Hospital systems participating in peer-reviewed studies on Tele-ICU programs have shown a reduction in mortality of 20% and length of stay by 30%,1,2,3 and cost reductions in one of the highest cost areas for any hospital. Showcasing its commitment in this space, the Philips eICU program solution seamlessly blends medicine, transformative services and technology to address ICU physician and nurse shortages, increase access to care and dramatically improve quality of care. The Philips eICU program has been shown to reduce mortality and LOS at those levels.1,2
Key functions and customer benefits of the IntelliSpace eCareManager health care platform, powered by orb:
• Enables proportional population management to leverage scarce resources
• Provides proactive management of patients to avoid complications
• Visualizes key physiologic indicators for overall patient health/progression
• Optimizes existing care-provider staff
• Incorporates single-point visualization of data otherwise fragmented across many systems
Philips telehealth technology is an example of the company’s commitment to helping patients and healthcare system manage transitions between hospital and home. Philips’ Hospital to Home solutions aim to help manage and treat chronic disease, reduce hospital readmission rates, control costs, and increase efficiencies. Philips draws on deep experience in the hospital and in the home to offer a breadth of innovative solutions designed to empower care teams and patients in their quest to maintain continuity at every stage and each transition.
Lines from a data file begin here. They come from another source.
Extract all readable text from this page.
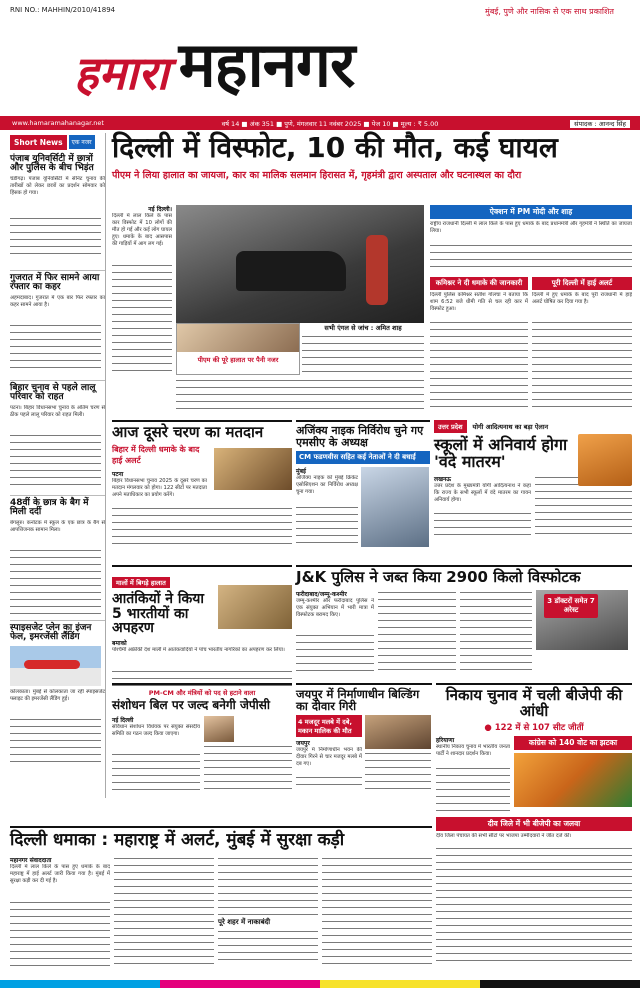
RNI NO.: MAHHIN/2010/41894	मुंबई, पुणे और नासिक से एक साथ प्रकाशित
हमारा महानगर
www.hamaramahanagar.net	वर्ष 14 ■ अंक 351 ■ पुणे, मंगलवार 11 नवंबर 2025 ■ पेज 10 ■ मूल्य : ₹ 5.00	संपादक : आनन्द सिंह
Short News	एक नजर
पंजाब यूनिवर्सिटी में छात्रों और पुलिस के बीच भिड़ंत
चंडीगढ़। पंजाब यूनिवर्सिटी में सीनेट चुनाव की तारीखों को लेकर छात्रों का प्रदर्शन सोमवार को हिंसक हो गया।
गुजरात में फिर सामने आया रफ्तार का कहर
अहमदाबाद। गुजरात में एक बार फिर रफ्तार का कहर सामने आया है।
बिहार चुनाव से पहले लालू परिवार को राहत
पटना। बिहार विधानसभा चुनाव के अंतिम चरण से ठीक पहले लालू परिवार को राहत मिली।
48वीं के छात्र के बैग में मिली दर्दी
बेंगलुरु। कर्नाटक में स्कूल के एक छात्र के बैग से आपत्तिजनक सामान मिला।
स्पाइसजेट प्लेन का इंजन फेल, इमरजेंसी लैंडिंग
कोलकाता। मुंबई से कोलकाता जा रही स्पाइसजेट फ्लाइट की इमरजेंसी लैंडिंग हुई।
दिल्ली में विस्फोट, 10 की मौत, कई घायल
पीएम ने लिया हालात का जायजा, कार का मालिक सलमान हिरासत में, गृहमंत्री द्वारा अस्पताल और घटनास्थल का दौरा
नई दिल्ली।
दिल्ली में लाल किले के पास कार विस्फोट में 10 लोगों की मौत हो गई और कई लोग घायल हुए। धमाके के बाद आसपास की गाड़ियों में आग लग गई।
पीएम की पूरे हालात पर पैनी नजर
सभी एंगल से जांच : अमित शाह
ऐक्शन में PM मोदी और शाह
राष्ट्रीय राजधानी दिल्ली में लाल किले के पास हुए धमाके के बाद प्रधानमंत्री और गृहमंत्री ने स्थिति का जायजा लिया।
कमिश्नर ने दी धमाके की जानकारी
दिल्ली पुलिस कमिश्नर सतीश गोलचा ने बताया कि शाम 6:52 बजे धीमी गति से चल रही कार में विस्फोट हुआ।
पूरी दिल्ली में हाई अलर्ट
दिल्ली में हुए धमाके के बाद पूरी राजधानी में हाई अलर्ट घोषित कर दिया गया है।
आज दूसरे चरण का मतदान
बिहार में दिल्ली धमाके के बाद हाई अलर्ट
पटना
बिहार विधानसभा चुनाव 2025 के दूसरे चरण का मतदान मंगलवार को होगा। 122 सीटों पर मतदाता अपने मताधिकार का प्रयोग करेंगे।
अजिंक्य नाइक निर्विरोध चुने गए एमसीए के अध्यक्ष
CM फडणवीस सहित कई नेताओं ने दी बधाई
मुंबई
अजिंक्य नाइक को मुंबई क्रिकेट एसोसिएशन का निर्विरोध अध्यक्ष चुना गया।
उत्तर प्रदेश	योगी आदित्यनाथ का बड़ा ऐलान
स्कूलों में अनिवार्य होगा 'वंदे मातरम'
लखनऊ
उत्तर प्रदेश के मुख्यमंत्री योगी आदित्यनाथ ने कहा कि राज्य के सभी स्कूलों में वंदे मातरम का गायन अनिवार्य होगा।
मालों में बिगड़े हालात
आतंकियों ने किया 5 भारतीयों का अपहरण
बमाको
पश्चिमी अफ्रीकी देश माली में आतंकवादियों ने पांच भारतीय नागरिकों का अपहरण कर लिया।
J&K पुलिस ने जब्त किया 2900 किलो विस्फोटक
फरीदाबाद/जम्मू-कश्मीर
जम्मू-कश्मीर और फरीदाबाद पुलिस ने एक संयुक्त अभियान में भारी मात्रा में विस्फोटक बरामद किए।
3 डॉक्टरों समेत 7 अरेस्ट
PM-CM और मंत्रियों को पद से हटाने वाला
संशोधन बिल पर जल्द बनेगी जेपीसी
नई दिल्ली
संविधान संशोधन विधेयक पर संयुक्त संसदीय समिति का गठन जल्द किया जाएगा।
जयपुर में निर्माणाधीन बिल्डिंग का दीवार गिरी
4 मजदूर मलबे में दबे, मकान मालिक की मौत
जयपुर
जयपुर में निर्माणाधीन भवन की दीवार गिरने से चार मजदूर मलबे में दब गए।
निकाय चुनाव में चली बीजेपी की आंधी
● 122 में से 107 सीट जीतीं
हरियाणा
स्थानीय निकाय चुनाव में भारतीय जनता पार्टी ने शानदार प्रदर्शन किया।
कांग्रेस को 140 वोट का झटका
दीव जिले में भी बीजेपी का जलवा
दीव जिला पंचायत की सभी सीटों पर भाजपा उम्मीदवारों ने जीत दर्ज की।
दिल्ली धमाका : महाराष्ट्र में अलर्ट, मुंबई में सुरक्षा कड़ी
महानगर संवाददाता
दिल्ली में लाल किले के पास हुए धमाके के बाद महाराष्ट्र में हाई अलर्ट जारी किया गया है। मुंबई में सुरक्षा कड़ी कर दी गई है।
पूरे शहर में नाकाबंदी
To learn more, visit: http://www.healthcaresolutions.philips.com/ecaremanager-himss
- Lilly C.M. et al., Hospital mortality, length of stay, and preventable
complications among critically ill patients before and after tele-ICU
reengineering of critical care processes,” Journal of the American
Medical Association, vol. 305, no. 21, pp. 2175–2183, 2011.
- Lilly C.M. et al. TeleICU: Experience to Date, Journal of Intensive Care Medicine, September 13, 2009; 1-7
- New England Healthcare Institute, Critical Care: Critical Choices: The Case for Tele-ICUs in Intensive Care. December. 2010.